Dominion Resources Inc. is well into the process to secure a partner to farm-out about 100,000 prospective liquids-rich acres in West Virginia, offering a can’t-lose proposition for both sides, a spokesman said Monday.

The acreage set to be farmed out lies about 5,000 feet below about 1 Tcf of Dominion gas storage facilities, the company said last week (see Shale Daily, Sept. 13a). Besides strong prospects for natural gas liquids, the farm-out may give Dominion grabs on processing and transporting the production, according to Dan Donovan.

The farmout, a planned master limited partnership (MLP) and initial approval by federal officials for Dominion to export liquefied natural gas from its Cove Point terminal in Calvert, MD have been met with enthusiasm by investors, sending the company’s stock price from $58.61 on Wednesday to $61.28 when trading ended Friday.

The decision to retain the mineral rights in the Appalachian Basin five years ago, when the company sold most of its exploration and production assets, is paying off, Donovan told NGI’s Shale Daily.

“The farmout is a big thing,” he said. “It’s unusual to be less interested in cash up front plus a royalty. We are more interested in being the processor of the gas and providing transportation…

“We feel comfortable that the acreage in the farmout can be drilled below our storage field. We have other storage fields right below the Marcellus Shale where we don’t feel comfortable about someone drilling. But the land to be farmed out can be drilled down and over.”

As part of its long-range growth plans in the basin, Dominion is creating an MLP, as yet unnamed, that initially would have access to the cash flow of Cove Point and Blue Racer Midstream LLC, a 50-50 $1.5 billion joint venture (JV) with Williams unit Caiman Energy II LLC that would provide services to gas operators in the Utica Shale in Ohio and portions of Pennsylvania (see Shale Daily, Dec. 24, 2012). The Cove Point export venture is slated to cost more than $3 billion (see Shale Daily, Sept. 13b).

“An MLP could have access to about $1 billion in cash flow from Cove Point and the Blue Racer JV,” Donovan said. “There’s also the possibility we may form another MLP” that could include regulated entities within Dominion Gas, including Dominion Transmission, East Ohio Gas and an interest in the Iroquois Pipeline (estimated at 24%). The second MLP may provide another $1 billion in cash flow.

“Basically, the reason we are doing this is the growth from those companies is generating a low of cash flow, which fits into MLP structures,” he said.

In a separate move, Dominion is creating a holding company, Dominion Gas Holdings, for its regulated companies, Dominion Transmission, Dominion East Ohio and its 24% interest in Dominion Iroquois. “The holding company would give bondholders and shareholders a more transparent view of the actual debt levels,” Donovan said. “We also don’t think those companies’ true value is reflected in the stock price…By separating them, we think investors will be able to recognize the value.”

Through all of the myriad restructurings since 2008, Dominion has been working to unlock shareholder value. “If we just did an MLP with Cove Point and Blue Racer, it would be one of the top MLPs in the country,” Donovan said.
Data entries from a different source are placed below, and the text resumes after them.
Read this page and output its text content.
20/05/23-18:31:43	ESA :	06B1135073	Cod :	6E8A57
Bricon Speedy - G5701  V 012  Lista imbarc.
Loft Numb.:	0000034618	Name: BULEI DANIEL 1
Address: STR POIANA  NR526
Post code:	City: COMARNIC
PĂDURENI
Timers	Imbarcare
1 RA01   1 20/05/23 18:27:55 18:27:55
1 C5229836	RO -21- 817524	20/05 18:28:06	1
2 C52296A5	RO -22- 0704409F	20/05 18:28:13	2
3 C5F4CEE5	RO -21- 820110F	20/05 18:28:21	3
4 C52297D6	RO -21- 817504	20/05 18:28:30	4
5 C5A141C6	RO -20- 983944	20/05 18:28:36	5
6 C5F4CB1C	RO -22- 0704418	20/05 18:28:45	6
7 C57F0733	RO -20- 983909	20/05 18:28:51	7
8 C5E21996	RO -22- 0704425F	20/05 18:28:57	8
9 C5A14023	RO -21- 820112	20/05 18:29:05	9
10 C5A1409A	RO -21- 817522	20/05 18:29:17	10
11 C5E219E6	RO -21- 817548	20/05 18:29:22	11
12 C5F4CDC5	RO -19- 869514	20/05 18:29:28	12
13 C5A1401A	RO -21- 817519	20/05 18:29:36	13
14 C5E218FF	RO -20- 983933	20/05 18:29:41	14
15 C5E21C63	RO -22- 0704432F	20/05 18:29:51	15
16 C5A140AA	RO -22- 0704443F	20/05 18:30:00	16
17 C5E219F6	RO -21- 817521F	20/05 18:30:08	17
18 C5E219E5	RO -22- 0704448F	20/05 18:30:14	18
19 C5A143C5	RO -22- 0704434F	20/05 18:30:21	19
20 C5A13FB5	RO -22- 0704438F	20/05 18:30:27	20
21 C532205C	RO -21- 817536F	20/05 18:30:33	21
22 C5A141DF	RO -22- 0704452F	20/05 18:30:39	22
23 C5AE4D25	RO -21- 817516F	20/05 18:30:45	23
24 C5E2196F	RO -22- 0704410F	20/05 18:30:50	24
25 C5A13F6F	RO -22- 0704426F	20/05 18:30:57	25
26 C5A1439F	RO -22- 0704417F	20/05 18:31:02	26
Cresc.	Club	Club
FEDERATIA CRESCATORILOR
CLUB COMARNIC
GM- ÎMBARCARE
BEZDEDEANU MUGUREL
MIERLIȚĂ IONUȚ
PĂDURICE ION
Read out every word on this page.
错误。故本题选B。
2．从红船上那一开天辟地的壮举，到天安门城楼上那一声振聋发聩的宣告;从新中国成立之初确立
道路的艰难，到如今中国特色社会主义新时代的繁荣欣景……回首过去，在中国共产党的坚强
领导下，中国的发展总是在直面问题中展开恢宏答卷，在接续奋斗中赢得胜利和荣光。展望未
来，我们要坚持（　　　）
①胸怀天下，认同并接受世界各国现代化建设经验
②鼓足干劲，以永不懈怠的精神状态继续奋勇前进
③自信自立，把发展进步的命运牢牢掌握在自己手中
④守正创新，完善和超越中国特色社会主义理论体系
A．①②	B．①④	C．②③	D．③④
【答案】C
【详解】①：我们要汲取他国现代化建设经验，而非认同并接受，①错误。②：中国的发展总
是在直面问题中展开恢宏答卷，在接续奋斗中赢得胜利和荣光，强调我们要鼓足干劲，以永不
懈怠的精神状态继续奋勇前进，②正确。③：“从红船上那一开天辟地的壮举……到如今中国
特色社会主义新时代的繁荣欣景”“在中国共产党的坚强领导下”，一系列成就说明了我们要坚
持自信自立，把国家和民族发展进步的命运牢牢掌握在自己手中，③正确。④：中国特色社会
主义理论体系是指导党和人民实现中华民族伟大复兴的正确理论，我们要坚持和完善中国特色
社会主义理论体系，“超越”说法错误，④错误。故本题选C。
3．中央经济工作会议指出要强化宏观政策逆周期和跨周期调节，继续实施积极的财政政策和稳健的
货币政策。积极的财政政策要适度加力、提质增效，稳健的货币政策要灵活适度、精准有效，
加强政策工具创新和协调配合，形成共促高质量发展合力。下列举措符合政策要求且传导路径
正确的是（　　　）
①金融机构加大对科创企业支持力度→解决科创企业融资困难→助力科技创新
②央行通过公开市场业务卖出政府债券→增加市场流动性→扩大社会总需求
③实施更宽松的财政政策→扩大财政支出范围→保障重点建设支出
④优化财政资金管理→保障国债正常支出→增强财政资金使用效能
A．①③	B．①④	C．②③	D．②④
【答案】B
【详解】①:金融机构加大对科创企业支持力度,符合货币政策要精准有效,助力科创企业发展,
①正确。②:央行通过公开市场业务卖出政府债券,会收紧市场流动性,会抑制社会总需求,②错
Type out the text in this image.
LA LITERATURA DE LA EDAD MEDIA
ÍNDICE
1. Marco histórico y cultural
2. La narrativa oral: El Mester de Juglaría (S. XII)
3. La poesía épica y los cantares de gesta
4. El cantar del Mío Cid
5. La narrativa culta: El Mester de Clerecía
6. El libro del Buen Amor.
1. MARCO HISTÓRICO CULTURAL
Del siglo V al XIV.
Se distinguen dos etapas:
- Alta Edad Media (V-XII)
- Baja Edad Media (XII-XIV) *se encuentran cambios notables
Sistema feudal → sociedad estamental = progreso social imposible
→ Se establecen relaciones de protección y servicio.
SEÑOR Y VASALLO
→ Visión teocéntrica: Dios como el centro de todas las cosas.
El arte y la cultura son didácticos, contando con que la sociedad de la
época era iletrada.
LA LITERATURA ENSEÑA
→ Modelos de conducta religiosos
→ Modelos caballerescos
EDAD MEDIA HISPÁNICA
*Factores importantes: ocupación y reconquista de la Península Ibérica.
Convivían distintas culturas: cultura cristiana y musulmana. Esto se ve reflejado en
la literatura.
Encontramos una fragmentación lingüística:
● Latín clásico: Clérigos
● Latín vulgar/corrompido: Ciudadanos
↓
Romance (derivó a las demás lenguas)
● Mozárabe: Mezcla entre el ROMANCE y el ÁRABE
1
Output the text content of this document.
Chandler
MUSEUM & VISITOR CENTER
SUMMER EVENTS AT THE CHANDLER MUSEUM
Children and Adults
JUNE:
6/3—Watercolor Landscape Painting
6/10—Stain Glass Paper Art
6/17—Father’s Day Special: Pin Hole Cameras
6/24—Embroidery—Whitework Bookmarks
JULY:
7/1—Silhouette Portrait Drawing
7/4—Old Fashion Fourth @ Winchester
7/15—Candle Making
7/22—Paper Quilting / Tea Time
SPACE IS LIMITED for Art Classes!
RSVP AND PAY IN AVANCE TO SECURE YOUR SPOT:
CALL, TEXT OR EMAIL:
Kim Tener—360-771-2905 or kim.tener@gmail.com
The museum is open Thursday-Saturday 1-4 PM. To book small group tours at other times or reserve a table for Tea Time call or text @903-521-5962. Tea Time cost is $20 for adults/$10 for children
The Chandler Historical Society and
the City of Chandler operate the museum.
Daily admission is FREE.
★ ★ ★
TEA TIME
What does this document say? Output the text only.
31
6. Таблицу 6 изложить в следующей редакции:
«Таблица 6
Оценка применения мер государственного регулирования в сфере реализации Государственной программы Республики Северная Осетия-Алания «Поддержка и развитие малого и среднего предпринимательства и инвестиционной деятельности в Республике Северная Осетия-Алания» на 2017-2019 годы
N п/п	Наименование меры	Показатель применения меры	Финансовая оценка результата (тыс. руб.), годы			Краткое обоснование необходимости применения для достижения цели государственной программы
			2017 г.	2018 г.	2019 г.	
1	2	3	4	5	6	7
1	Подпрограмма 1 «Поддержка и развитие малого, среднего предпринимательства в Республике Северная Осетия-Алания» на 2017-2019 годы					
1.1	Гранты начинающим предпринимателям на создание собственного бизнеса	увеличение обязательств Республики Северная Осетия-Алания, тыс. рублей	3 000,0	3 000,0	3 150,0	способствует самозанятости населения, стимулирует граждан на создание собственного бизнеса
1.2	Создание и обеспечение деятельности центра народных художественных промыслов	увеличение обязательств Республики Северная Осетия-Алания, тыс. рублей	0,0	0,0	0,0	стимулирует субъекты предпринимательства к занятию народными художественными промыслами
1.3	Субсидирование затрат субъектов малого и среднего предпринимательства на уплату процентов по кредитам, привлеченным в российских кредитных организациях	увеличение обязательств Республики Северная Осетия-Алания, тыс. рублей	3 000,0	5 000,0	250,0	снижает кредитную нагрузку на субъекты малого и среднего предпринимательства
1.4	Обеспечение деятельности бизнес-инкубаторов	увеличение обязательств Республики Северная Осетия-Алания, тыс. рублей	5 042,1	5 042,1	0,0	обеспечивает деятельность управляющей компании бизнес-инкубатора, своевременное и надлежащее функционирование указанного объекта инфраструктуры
“Call us lucky, but we are benefiting from the Marcellus Shale and now the Utica Shale. It is leading to so many investment opportunities that with just these two structural moves — the holding company and the MLP — we are unlocking more value for shareholders.”

Energy analysts appear to agree.

“After a decade-long deliberation, Dominion Resources has finally decided to form a MLP,” write Zacks Equity Research. “The timing is immaculate given Dominion’s high quality assets and the recent Department of Energy approval to export natural gas. In fact, selling natural gas in the overseas market could be a cash churning business for these energy companies…”

Dominion “is presently involved in a number of development projects and will require ample funds to carry out these activities. The projects in which this proposed MLP will be involved in will generate free cash flows. Moreover, the predictable and stable revenue streams of the MLP will attract investor attention…

“Though Dominion will not find it difficult to secure funds from other sources, the MLP structure will make it all the more convenient to raise fresh capital from the markets. In this low interest rate environment, we believe the Dominion MLP will attract investors looking for assured returns in the guise of cash distribution.”

JP Morgan analyst Christopher Turnure upgraded shares of Dominion (D) to “overweight” from “neutral,” setting a $68/share target. “Together with the impact of announced incremental Marcellus and utility capital spending potential, we now believe D shares deserve a higher multiple. We do not believe the recent outperformance and current valuation reflect this growth due in part to the fact that some of the growth details including those of the MLP formation are yet-to-be-determined. We still feel the name has potential for significant outperformance and offers among the more attractive and diverse growth profiles in the utility space.”